Textuel is a French communications agency with a number of international clients. One particular client, a major building-materials group that operates in 77 countries, faced a particular challenge in how it could help each subsidiary develop local communications that incorporate appropriate national and cultural attributes without diluting the group’s corporate identity.
A Visual Identity for 77 Countries
The solution was provided by French IT supplier and content-management specialist Stepnet. Taking QuarkXPress Server as the underlying composition and rendering engine to ensure the high-fidelity design essential to Textuel, Stepnet developed a dynamic-publishing solution called Smart Content Server.
Thanks to its advanced Web interface, the solution enables Textuel’s international client to publish commercial, economic, and financial documentation — on demand — in any country using an automated and secure server. Textuel created what it calls "communication modules", which are template designs and content that each subsidiary has access to online.
Using a browser-based editor, users can localise the visuals or text without modifying — or even being able to modify — the company’s corporate identity (including branding, logos, and messaging). The company’s communications department, based in France, regularly uses this tool to upload master documents in native QuarkXPress format to the server. Corporate subsidiaries can then access the server using a log-on name and password and retrieve the online versions of these documents, which they can modify for their local needs. When these modifications are saved, the dynamic-publishing solution automatically creates a document just for that specific subsidiary.
Because of the flexibility and control of the solution, the client’s corporate identity is locked down, but local subsidiaries have complete control over the rest of the content.
"Quark has traditionally been focused on the print media market and their experience, expertise, and reputation in this market is extremely important to our clients.
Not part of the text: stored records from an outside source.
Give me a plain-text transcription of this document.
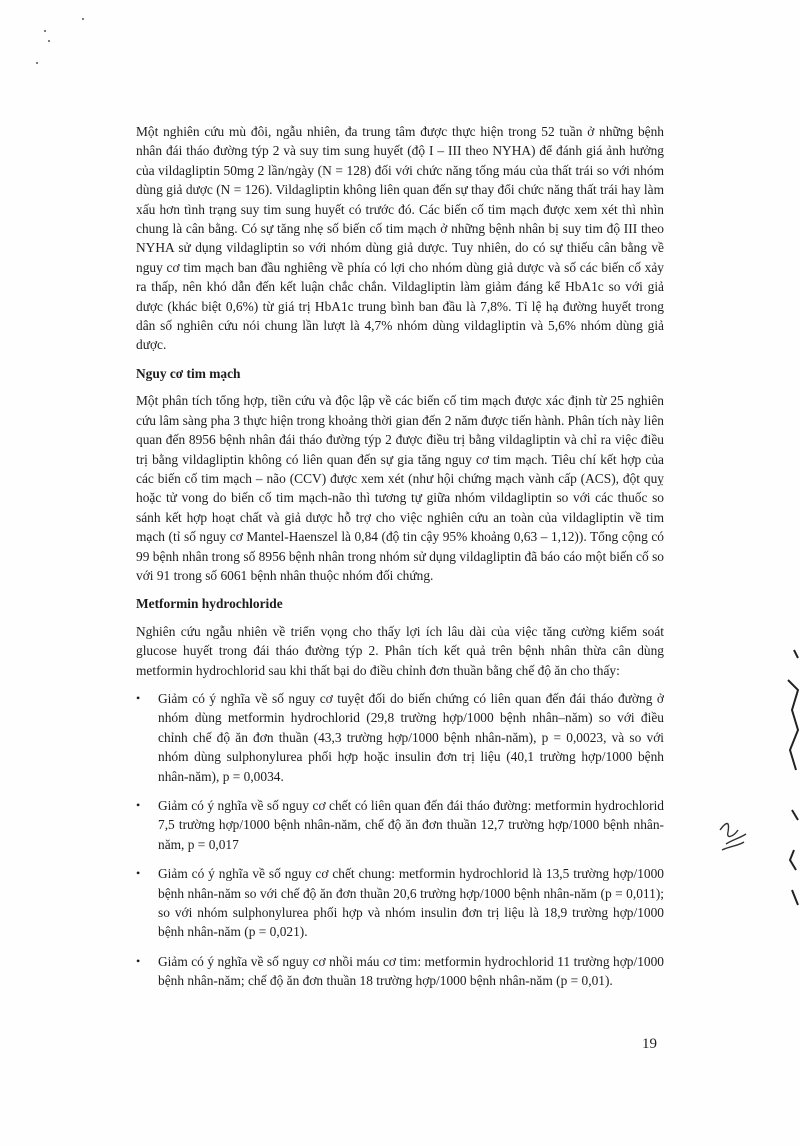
Một nghiên cứu mù đôi, ngẫu nhiên, đa trung tâm được thực hiện trong 52 tuần ở những bệnh nhân đái tháo đường týp 2 và suy tim sung huyết (độ I – III theo NYHA) để đánh giá ảnh hưởng của vildagliptin 50mg 2 lần/ngày (N = 128) đối với chức năng tống máu của thất trái so với nhóm dùng giả dược (N = 126). Vildagliptin không liên quan đến sự thay đổi chức năng thất trái hay làm xấu hơn tình trạng suy tim sung huyết có trước đó. Các biến cố tim mạch được xem xét thì nhìn chung là cân bằng. Có sự tăng nhẹ số biến cố tim mạch ở những bệnh nhân bị suy tim độ III theo NYHA sử dụng vildagliptin so với nhóm dùng giả dược. Tuy nhiên, do có sự thiếu cân bằng về nguy cơ tim mạch ban đầu nghiêng về phía có lợi cho nhóm dùng giả dược và số các biến cố xảy ra thấp, nên khó dẫn đến kết luận chắc chắn. Vildagliptin làm giảm đáng kể HbA1c so với giả dược (khác biệt 0,6%) từ giá trị HbA1c trung bình ban đầu là 7,8%. Tỉ lệ hạ đường huyết trong dân số nghiên cứu nói chung lần lượt là 4,7% nhóm dùng vildagliptin và 5,6% nhóm dùng giả dược.

Nguy cơ tim mạch

Một phân tích tổng hợp, tiền cứu và độc lập về các biến cố tim mạch được xác định từ 25 nghiên cứu lâm sàng pha 3 thực hiện trong khoảng thời gian đến 2 năm được tiến hành. Phân tích này liên quan đến 8956 bệnh nhân đái tháo đường týp 2 được điều trị bằng vildagliptin và chỉ ra việc điều trị bằng vildagliptin không có liên quan đến sự gia tăng nguy cơ tim mạch. Tiêu chí kết hợp của các biến cố tim mạch – não (CCV) được xem xét (như hội chứng mạch vành cấp (ACS), đột quỵ hoặc tử vong do biến cố tim mạch-não thì tương tự giữa nhóm vildagliptin so với các thuốc so sánh kết hợp hoạt chất và giả dược hỗ trợ cho việc nghiên cứu an toàn của vildagliptin về tim mạch (tỉ số nguy cơ Mantel-Haenszel là 0,84 (độ tin cậy 95% khoảng 0,63 – 1,12)). Tổng cộng có 99 bệnh nhân trong số 8956 bệnh nhân trong nhóm sử dụng vildagliptin đã báo cáo một biến cố so với 91 trong số 6061 bệnh nhân thuộc nhóm đối chứng.

Metformin hydrochloride

Nghiên cứu ngẫu nhiên về triển vọng cho thấy lợi ích lâu dài của việc tăng cường kiểm soát glucose huyết trong đái tháo đường týp 2. Phân tích kết quả trên bệnh nhân thừa cân dùng metformin hydrochlorid sau khi thất bại do điều chỉnh đơn thuần bằng chế độ ăn cho thấy:

• Giảm có ý nghĩa về số nguy cơ tuyệt đối do biến chứng có liên quan đến đái tháo đường ở nhóm dùng metformin hydrochlorid (29,8 trường hợp/1000 bệnh nhân–năm) so với điều chỉnh chế độ ăn đơn thuần (43,3 trường hợp/1000 bệnh nhân-năm), p = 0,0023, và so với nhóm dùng sulphonylurea phối hợp hoặc insulin đơn trị liệu (40,1 trường hợp/1000 bệnh nhân-năm), p = 0,0034.
• Giảm có ý nghĩa về số nguy cơ chết có liên quan đến đái tháo đường: metformin hydrochlorid 7,5 trường hợp/1000 bệnh nhân-năm, chế độ ăn đơn thuần 12,7 trường hợp/1000 bệnh nhân-năm, p = 0,017
• Giảm có ý nghĩa về số nguy cơ chết chung: metformin hydrochlorid là 13,5 trường hợp/1000 bệnh nhân-năm so với chế độ ăn đơn thuần 20,6 trường hợp/1000 bệnh nhân-năm (p = 0,011); so với nhóm sulphonylurea phối hợp và nhóm insulin đơn trị liệu là 18,9 trường hợp/1000 bệnh nhân-năm (p = 0,021).
• Giảm có ý nghĩa về số nguy cơ nhồi máu cơ tim: metformin hydrochlorid 11 trường hợp/1000 bệnh nhân-năm; chế độ ăn đơn thuần 18 trường hợp/1000 bệnh nhân-năm (p = 0,01).
19
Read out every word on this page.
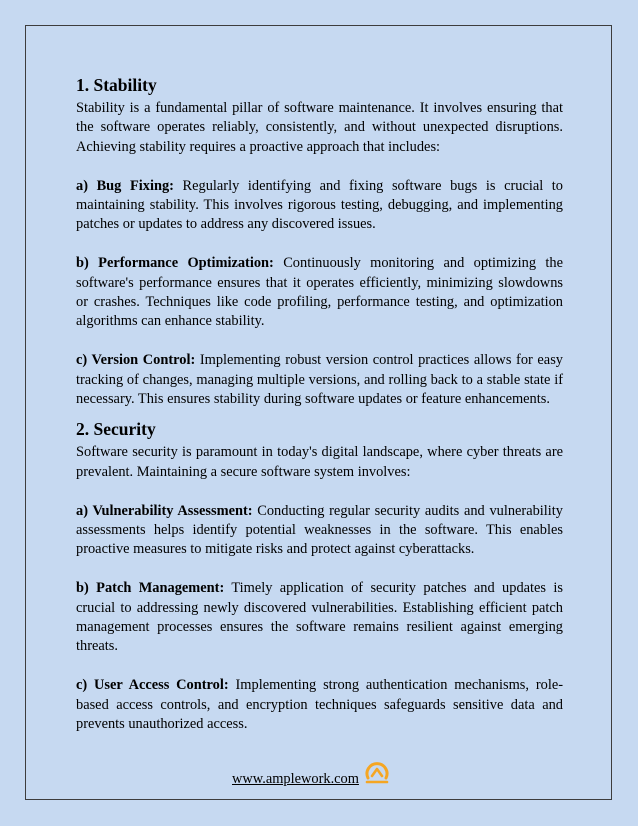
1. Stability

Stability is a fundamental pillar of software maintenance. It involves ensuring that the software operates reliably, consistently, and without unexpected disruptions. Achieving stability requires a proactive approach that includes:

a) Bug Fixing: Regularly identifying and fixing software bugs is crucial to maintaining stability. This involves rigorous testing, debugging, and implementing patches or updates to address any discovered issues.

b) Performance Optimization: Continuously monitoring and optimizing the software's performance ensures that it operates efficiently, minimizing slowdowns or crashes. Techniques like code profiling, performance testing, and optimization algorithms can enhance stability.

c) Version Control: Implementing robust version control practices allows for easy tracking of changes, managing multiple versions, and rolling back to a stable state if necessary. This ensures stability during software updates or feature enhancements.

2. Security

Software security is paramount in today's digital landscape, where cyber threats are prevalent. Maintaining a secure software system involves:

a) Vulnerability Assessment: Conducting regular security audits and vulnerability assessments helps identify potential weaknesses in the software. This enables proactive measures to mitigate risks and protect against cyberattacks.

b) Patch Management: Timely application of security patches and updates is crucial to addressing newly discovered vulnerabilities. Establishing efficient patch management processes ensures the software remains resilient against emerging threats.

c) User Access Control: Implementing strong authentication mechanisms, role-based access controls, and encryption techniques safeguards sensitive data and prevents unauthorized access.

www.amplework.com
However, Quark is also now going beyond print, providing enterprise-class solutions that address real needs within the publishing market. As a result, we can think of no better partner or technology to base our Smart Content Server on," said Jean-Paul Rigal, Stepnet’s CEO.
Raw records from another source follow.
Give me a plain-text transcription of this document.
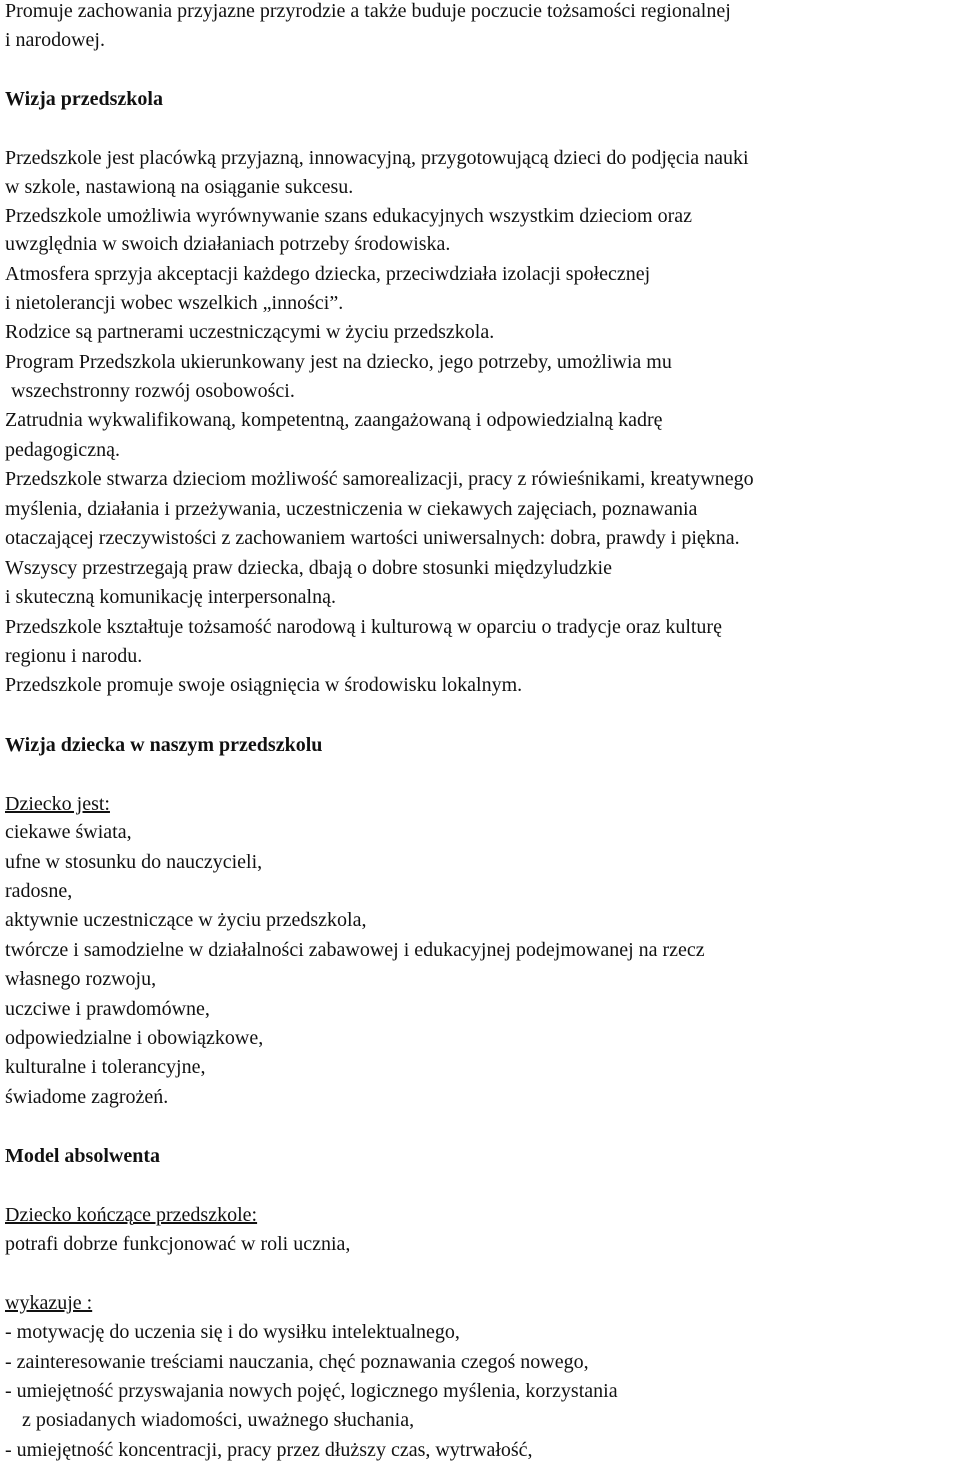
Promuje zachowania przyjazne przyrodzie a także buduje poczucie tożsamości regionalnej

i narodowej.

Wizja przedszkola

Przedszkole jest placówką przyjazną, innowacyjną, przygotowującą dzieci do podjęcia nauki

w szkole, nastawioną na osiąganie sukcesu.

Przedszkole umożliwia wyrównywanie szans edukacyjnych wszystkim dzieciom oraz

uwzględnia w swoich działaniach potrzeby środowiska.

Atmosfera sprzyja akceptacji każdego dziecka, przeciwdziała izolacji społecznej

i nietolerancji wobec wszelkich „inności”.

Rodzice są partnerami uczestniczącymi w życiu przedszkola.

Program Przedszkola ukierunkowany jest na dziecko, jego potrzeby, umożliwia mu

wszechstronny rozwój osobowości.

Zatrudnia wykwalifikowaną, kompetentną, zaangażowaną i odpowiedzialną kadrę

pedagogiczną.

Przedszkole stwarza dzieciom możliwość samorealizacji, pracy z rówieśnikami, kreatywnego

myślenia, działania i przeżywania, uczestniczenia w ciekawych zajęciach, poznawania

otaczającej rzeczywistości z zachowaniem wartości uniwersalnych: dobra, prawdy i piękna.

Wszyscy przestrzegają praw dziecka, dbają o dobre stosunki międzyludzkie

i skuteczną komunikację interpersonalną.

Przedszkole kształtuje tożsamość narodową i kulturową w oparciu o tradycje oraz kulturę

regionu i narodu.

Przedszkole promuje swoje osiągnięcia w środowisku lokalnym.

Wizja dziecka w naszym przedszkolu

Dziecko jest:

ciekawe świata,

ufne w stosunku do nauczycieli,

radosne,

aktywnie uczestniczące w życiu przedszkola,

twórcze i samodzielne w działalności zabawowej i edukacyjnej podejmowanej na rzecz

własnego rozwoju,

uczciwe i prawdomówne,

odpowiedzialne i obowiązkowe,

kulturalne i tolerancyjne,

świadome zagrożeń.

Model absolwenta

Dziecko kończące przedszkole:

potrafi dobrze funkcjonować w roli ucznia,

wykazuje :

- motywację do uczenia się i do wysiłku intelektualnego,

- zainteresowanie treściami nauczania, chęć poznawania czegoś nowego,

- umiejętność przyswajania nowych pojęć, logicznego myślenia, korzystania

z posiadanych wiadomości, uważnego słuchania,

- umiejętność koncentracji, pracy przez dłuższy czas, wytrwałość,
"The dynamic-publishing tool that we developed with Stepnet perfectly matches our customer’s needs — international communications that conform to the group’s corporate identity and messaging," said Gilles About, president of Textuel. “Thanks to this solution, all of our client’s subsidiaries have access to standard communications tools that they can adapt for local use via the Web. It’s a huge savings in terms of productivity for our client, and also for us, because as their agency we are free to focus on our real source of added value, which is our creativity."